As a majority of families live from paycheck to paycheck, even one major medical emergency in the family can throw their financial life into a tailspin. Apart from healthcare, lifestyle expenses, change in employment status, bankruptcies, are some of the other reasons for high debts among Americans.
Start Planning Your Financial Life
An average American has less than $10,000 earmarked for a financial emergency. For some, even an unexpected expense of $500 is a huge problem. The wise thing to do thus is to start financial planning irrespective of what stage of life you are in. Apart from establishing some emergency funds, you also need to start planning for your retirement decades before you plan on retiring.
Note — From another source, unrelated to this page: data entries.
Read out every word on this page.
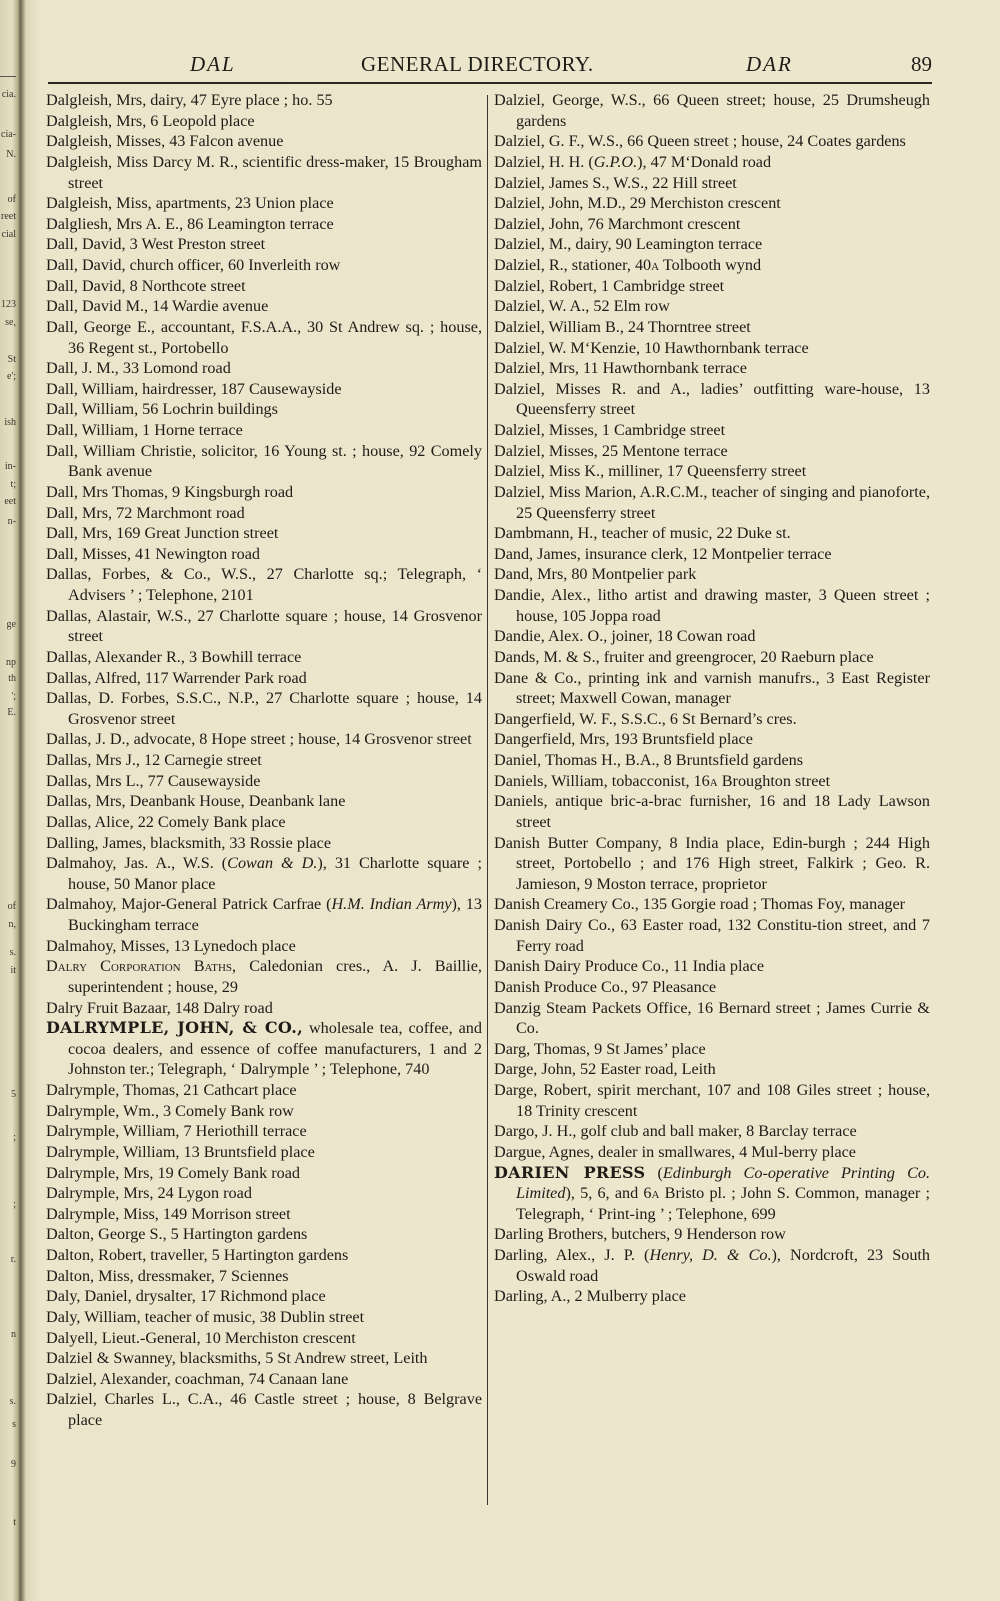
cia.
cia-
N.
of
reet
cial
123
se,
St
e';
ish
in-
t;
eet
n-
ge
np
th
';
E.
of
n,
s.
it
5
;
;
r.
n
s.
s
9
t
DAL	GENERAL DIRECTORY.	DAR	89
Dalgleish, Mrs, dairy, 47 Eyre place ; ho. 55
Dalgleish, Mrs, 6 Leopold place
Dalgleish, Misses, 43 Falcon avenue
Dalgleish, Miss Darcy M. R., scientific dress-maker, 15 Brougham street
Dalgleish, Miss, apartments, 23 Union place
Dalgliesh, Mrs A. E., 86 Leamington terrace
Dall, David, 3 West Preston street
Dall, David, church officer, 60 Inverleith row
Dall, David, 8 Northcote street
Dall, David M., 14 Wardie avenue
Dall, George E., accountant, F.S.A.A., 30 St Andrew sq. ; house, 36 Regent st., Portobello
Dall, J. M., 33 Lomond road
Dall, William, hairdresser, 187 Causewayside
Dall, William, 56 Lochrin buildings
Dall, William, 1 Horne terrace
Dall, William Christie, solicitor, 16 Young st. ; house, 92 Comely Bank avenue
Dall, Mrs Thomas, 9 Kingsburgh road
Dall, Mrs, 72 Marchmont road
Dall, Mrs, 169 Great Junction street
Dall, Misses, 41 Newington road
Dallas, Forbes, & Co., W.S., 27 Charlotte sq.; Telegraph, ‘ Advisers ’ ; Telephone, 2101
Dallas, Alastair, W.S., 27 Charlotte square ; house, 14 Grosvenor street
Dallas, Alexander R., 3 Bowhill terrace
Dallas, Alfred, 117 Warrender Park road
Dallas, D. Forbes, S.S.C., N.P., 27 Charlotte square ; house, 14 Grosvenor street
Dallas, J. D., advocate, 8 Hope street ; house, 14 Grosvenor street
Dallas, Mrs J., 12 Carnegie street
Dallas, Mrs L., 77 Causewayside
Dallas, Mrs, Deanbank House, Deanbank lane
Dallas, Alice, 22 Comely Bank place
Dalling, James, blacksmith, 33 Rossie place
Dalmahoy, Jas. A., W.S. (Cowan & D.), 31 Charlotte square ; house, 50 Manor place
Dalmahoy, Major-General Patrick Carfrae (H.M. Indian Army), 13 Buckingham terrace
Dalmahoy, Misses, 13 Lynedoch place
Dalry Corporation Baths, Caledonian cres., A. J. Baillie, superintendent ; house, 29
Dalry Fruit Bazaar, 148 Dalry road
DALRYMPLE, JOHN, & CO., wholesale tea, coffee, and cocoa dealers, and essence of coffee manufacturers, 1 and 2 Johnston ter.; Telegraph, ‘ Dalrymple ’ ; Telephone, 740
Dalrymple, Thomas, 21 Cathcart place
Dalrymple, Wm., 3 Comely Bank row
Dalrymple, William, 7 Heriothill terrace
Dalrymple, William, 13 Bruntsfield place
Dalrymple, Mrs, 19 Comely Bank road
Dalrymple, Mrs, 24 Lygon road
Dalrymple, Miss, 149 Morrison street
Dalton, George S., 5 Hartington gardens
Dalton, Robert, traveller, 5 Hartington gardens
Dalton, Miss, dressmaker, 7 Sciennes
Daly, Daniel, drysalter, 17 Richmond place
Daly, William, teacher of music, 38 Dublin street
Dalyell, Lieut.-General, 10 Merchiston crescent
Dalziel & Swanney, blacksmiths, 5 St Andrew street, Leith
Dalziel, Alexander, coachman, 74 Canaan lane
Dalziel, Charles L., C.A., 46 Castle street ; house, 8 Belgrave place
Dalziel, George, W.S., 66 Queen street; house, 25 Drumsheugh gardens
Dalziel, G. F., W.S., 66 Queen street ; house, 24 Coates gardens
Dalziel, H. H. (G.P.O.), 47 M‘Donald road
Dalziel, James S., W.S., 22 Hill street
Dalziel, John, M.D., 29 Merchiston crescent
Dalziel, John, 76 Marchmont crescent
Dalziel, M., dairy, 90 Leamington terrace
Dalziel, R., stationer, 40a Tolbooth wynd
Dalziel, Robert, 1 Cambridge street
Dalziel, W. A., 52 Elm row
Dalziel, William B., 24 Thorntree street
Dalziel, W. M‘Kenzie, 10 Hawthornbank terrace
Dalziel, Mrs, 11 Hawthornbank terrace
Dalziel, Misses R. and A., ladies’ outfitting ware-house, 13 Queensferry street
Dalziel, Misses, 1 Cambridge street
Dalziel, Misses, 25 Mentone terrace
Dalziel, Miss K., milliner, 17 Queensferry street
Dalziel, Miss Marion, A.R.C.M., teacher of singing and pianoforte, 25 Queensferry street
Dambmann, H., teacher of music, 22 Duke st.
Dand, James, insurance clerk, 12 Montpelier terrace
Dand, Mrs, 80 Montpelier park
Dandie, Alex., litho artist and drawing master, 3 Queen street ; house, 105 Joppa road
Dandie, Alex. O., joiner, 18 Cowan road
Dands, M. & S., fruiter and greengrocer, 20 Raeburn place
Dane & Co., printing ink and varnish manufrs., 3 East Register street; Maxwell Cowan, manager
Dangerfield, W. F., S.S.C., 6 St Bernard’s cres.
Dangerfield, Mrs, 193 Bruntsfield place
Daniel, Thomas H., B.A., 8 Bruntsfield gardens
Daniels, William, tobacconist, 16a Broughton street
Daniels, antique bric-a-brac furnisher, 16 and 18 Lady Lawson street
Danish Butter Company, 8 India place, Edin-burgh ; 244 High street, Portobello ; and 176 High street, Falkirk ; Geo. R. Jamieson, 9 Moston terrace, proprietor
Danish Creamery Co., 135 Gorgie road ; Thomas Foy, manager
Danish Dairy Co., 63 Easter road, 132 Constitu-tion street, and 7 Ferry road
Danish Dairy Produce Co., 11 India place
Danish Produce Co., 97 Pleasance
Danzig Steam Packets Office, 16 Bernard street ; James Currie & Co.
Darg, Thomas, 9 St James’ place
Darge, John, 52 Easter road, Leith
Darge, Robert, spirit merchant, 107 and 108 Giles street ; house, 18 Trinity crescent
Dargo, J. H., golf club and ball maker, 8 Barclay terrace
Dargue, Agnes, dealer in smallwares, 4 Mul-berry place
DARIEN PRESS (Edinburgh Co-operative Printing Co. Limited), 5, 6, and 6a Bristo pl. ; John S. Common, manager ; Telegraph, ‘ Print-ing ’ ; Telephone, 699
Darling Brothers, butchers, 9 Henderson row
Darling, Alex., J. P. (Henry, D. & Co.), Nordcroft, 23 South Oswald road
Darling, A., 2 Mulberry place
A rule of thumb dictates that whatever money you are making by the 50’s on an annual basis, your retirement account should have six times that amount accrued in your retirement account.
Not everyone can become successful like Colonel Sanders of KFC at the age of 65, nor everyone can be a billionaire like Mark Zuckerberg at the age of 25, planning though can help you tide over the difficulties times you will face in life and help you lead a more comfortable one.